4. What Is Process Christianity?
Process Christianity is Christianity reframed through process thought:
God: Not a remote ruler but the Most Moved Mover - present in every moment, feeling the world’s joys and sorrows, guiding with persuasive love.
Jesus Christ: The fullest embodiment of God’s relational presence. His life, death, and resurrection reveal not simply a legal transaction but the depth of divine solidarity with creation.
Holy Spirit: The ongoing energy of God in the world - animating creativity, inspiring justice, and sustaining communities of compassion.
Bible: A dynamic, evolving testimony of humanity’s encounter with God - a library of voices rather than a static code.

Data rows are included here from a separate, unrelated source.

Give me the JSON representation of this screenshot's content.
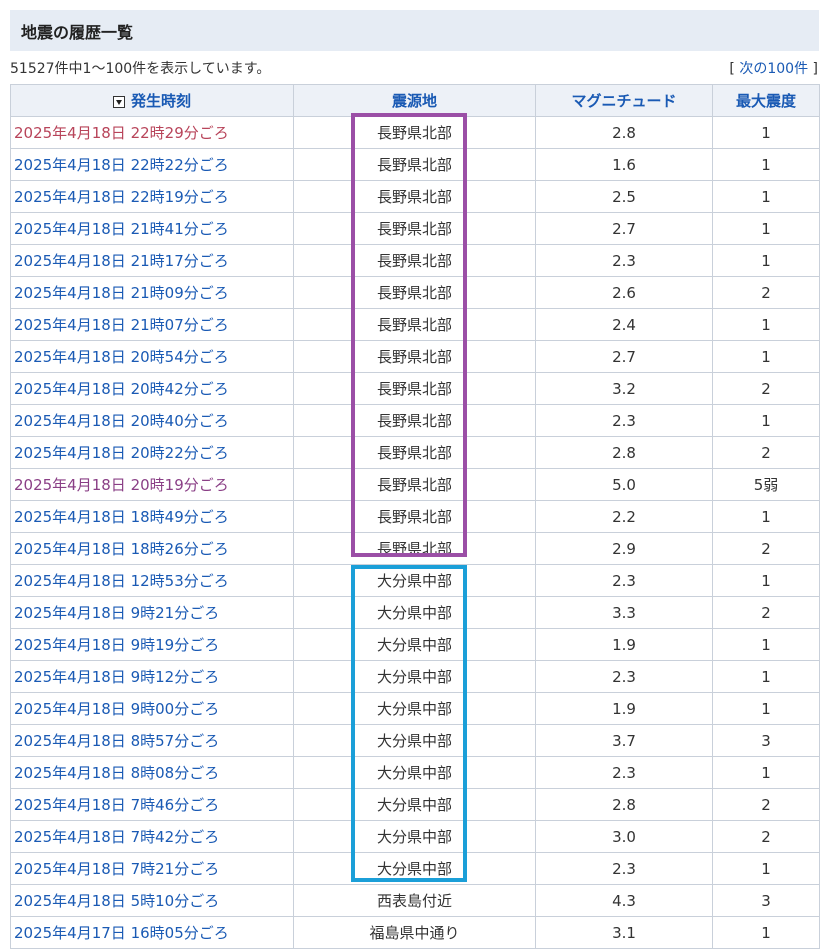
{
  "header": {
    "title": "地震の履歴一覧"
  },
  "summary": "51527件中1〜100件を表示しています。",
  "pagination": {
    "bracket_open": "[ ",
    "next_label": "次の100件",
    "bracket_close": " ]"
  },
  "table": {
    "columns": [
      "発生時刻",
      "震源地",
      "マグニチュード",
      "最大震度"
    ],
    "rows": [
      {
        "time": "2025年4月18日 22時29分ごろ",
        "epicenter": "長野県北部",
        "magnitude": "2.8",
        "intensity": "1"
      },
      {
        "time": "2025年4月18日 22時22分ごろ",
        "epicenter": "長野県北部",
        "magnitude": "1.6",
        "intensity": "1"
      },
      {
        "time": "2025年4月18日 22時19分ごろ",
        "epicenter": "長野県北部",
        "magnitude": "2.5",
        "intensity": "1"
      },
      {
        "time": "2025年4月18日 21時41分ごろ",
        "epicenter": "長野県北部",
        "magnitude": "2.7",
        "intensity": "1"
      },
      {
        "time": "2025年4月18日 21時17分ごろ",
        "epicenter": "長野県北部",
        "magnitude": "2.3",
        "intensity": "1"
      },
      {
        "time": "2025年4月18日 21時09分ごろ",
        "epicenter": "長野県北部",
        "magnitude": "2.6",
        "intensity": "2"
      },
      {
        "time": "2025年4月18日 21時07分ごろ",
        "epicenter": "長野県北部",
        "magnitude": "2.4",
        "intensity": "1"
      },
      {
        "time": "2025年4月18日 20時54分ごろ",
        "epicenter": "長野県北部",
        "magnitude": "2.7",
        "intensity": "1"
      },
      {
        "time": "2025年4月18日 20時42分ごろ",
        "epicenter": "長野県北部",
        "magnitude": "3.2",
        "intensity": "2"
      },
      {
        "time": "2025年4月18日 20時40分ごろ",
        "epicenter": "長野県北部",
        "magnitude": "2.3",
        "intensity": "1"
      },
      {
        "time": "2025年4月18日 20時22分ごろ",
        "epicenter": "長野県北部",
        "magnitude": "2.8",
        "intensity": "2"
      },
      {
        "time": "2025年4月18日 20時19分ごろ",
        "epicenter": "長野県北部",
        "magnitude": "5.0",
        "intensity": "5弱"
      },
      {
        "time": "2025年4月18日 18時49分ごろ",
        "epicenter": "長野県北部",
        "magnitude": "2.2",
        "intensity": "1"
      },
      {
        "time": "2025年4月18日 18時26分ごろ",
        "epicenter": "長野県北部",
        "magnitude": "2.9",
        "intensity": "2"
      },
      {
        "time": "2025年4月18日 12時53分ごろ",
        "epicenter": "大分県中部",
        "magnitude": "2.3",
        "intensity": "1"
      },
      {
        "time": "2025年4月18日 9時21分ごろ",
        "epicenter": "大分県中部",
        "magnitude": "3.3",
        "intensity": "2"
      },
      {
        "time": "2025年4月18日 9時19分ごろ",
        "epicenter": "大分県中部",
        "magnitude": "1.9",
        "intensity": "1"
      },
      {
        "time": "2025年4月18日 9時12分ごろ",
        "epicenter": "大分県中部",
        "magnitude": "2.3",
        "intensity": "1"
      },
      {
        "time": "2025年4月18日 9時00分ごろ",
        "epicenter": "大分県中部",
        "magnitude": "1.9",
        "intensity": "1"
      },
      {
        "time": "2025年4月18日 8時57分ごろ",
        "epicenter": "大分県中部",
        "magnitude": "3.7",
        "intensity": "3"
      },
      {
        "time": "2025年4月18日 8時08分ごろ",
        "epicenter": "大分県中部",
        "magnitude": "2.3",
        "intensity": "1"
      },
      {
        "time": "2025年4月18日 7時46分ごろ",
        "epicenter": "大分県中部",
        "magnitude": "2.8",
        "intensity": "2"
      },
      {
        "time": "2025年4月18日 7時42分ごろ",
        "epicenter": "大分県中部",
        "magnitude": "3.0",
        "intensity": "2"
      },
      {
        "time": "2025年4月18日 7時21分ごろ",
        "epicenter": "大分県中部",
        "magnitude": "2.3",
        "intensity": "1"
      },
      {
        "time": "2025年4月18日 5時10分ごろ",
        "epicenter": "西表島付近",
        "magnitude": "4.3",
        "intensity": "3"
      },
      {
        "time": "2025年4月17日 16時05分ごろ",
        "epicenter": "福島県中通り",
        "magnitude": "3.1",
        "intensity": "1"
      }
    ]
  },
  "colors": {
    "link": "#1a5ab4",
    "visited_red": "#b8445a",
    "visited_purple": "#8a3f86",
    "highlight_purple": "#9b4fa6",
    "highlight_blue": "#1b9fd8"
  },
  "icons": {
    "sort": "sort-desc-icon"
  }
}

Salvation: The flourishing of creation, the reconciliation of relationships, and the fulfillment of God’s loving purposes - not escape from history but creational transformation within it.
Church: A community of co-creators with God, partnering in ecological care, justice, and spiritual renewal.
5. Differences in Theological Orientation
| Aspect | Traditional Christianity | Evangelical Christianity | Process Christianity |
|---|---|---|---|
| View of God | Immutable, impassible, omnipotent | Sovereign authority, intervening ruler | Relational, dipolar, persuasive love |
| View of Jesus | Savior through incarnation & sacraments | Savior through atoning death (often penal substitution) | Embodiment of divine love, model of relational solidarity |
| Bible | Authoritative, interpreted with tradition | Inerrant, literal | Dynamic witness, evolving testimony |
| Salvation | Sacramental participation, grace, faith | Personal conversion, assurance of heaven | Healing of creation, co-creative partnership with God |
| Power | God as ruler over all history | God as interventionist | God as persuasive, non-coercive |
| Church | Institutional, sacramental | Gathered believers, evangelistic | Relational community, co-creative with God |
| Mission | Extend the faith, preserve tradition | Convert the lost, defend truth | Collaborate with God toward justice, peace, and ecological wholeness |
6. Applications of Process Christianity
Faith & Worship
Worship becomes not obligation to a monarch but communion with a companion God. Prayer is dialogue with a relational presence who truly responds and suffers-with creation.
Ecology
If every creature is a “drop of experience” within God’s body (Whitehead), then ecological care becomes central to discipleship. Creation-Care is not backdrop but participant in God’s life.
Justice
God’s love empowers social transformation through persuasion and solidarity, not coercion. Process Christianity aligns faith with movements for equity, peace, and liberation.
Interfaith Dialogue
Process categories - relationality, creativity, becoming - provide common ground for respectful dialogue with Buddhism, Islam, Hinduism, Indigenous spiritualities, and secular humanism. More so when processual elements between each faith are identified and enlarged between differences.
7. Conclusion
Christianity, in its traditional and evangelical forms, has offered the world profound gifts - deep worship, vibrant mission, spiritual renewal. Yet both have also inherited limitations from metaphysics and culture.
Process Christianity does not discard the Christian story; it deepens and expands it. It honors the central narrative - God’s love revealed in Jesus Christ - while reframing it in categories that resonate with science, ecology, justice, and interfaith community.
At its core, Process Christianity proclaims:
God is not aloof but relational.
God is not coercive but persuasive.
God is not static but the living companion of creation.
This vision calls believers not to withdrawal but to co-creation - partnering with God in the ongoing adventure of the universe.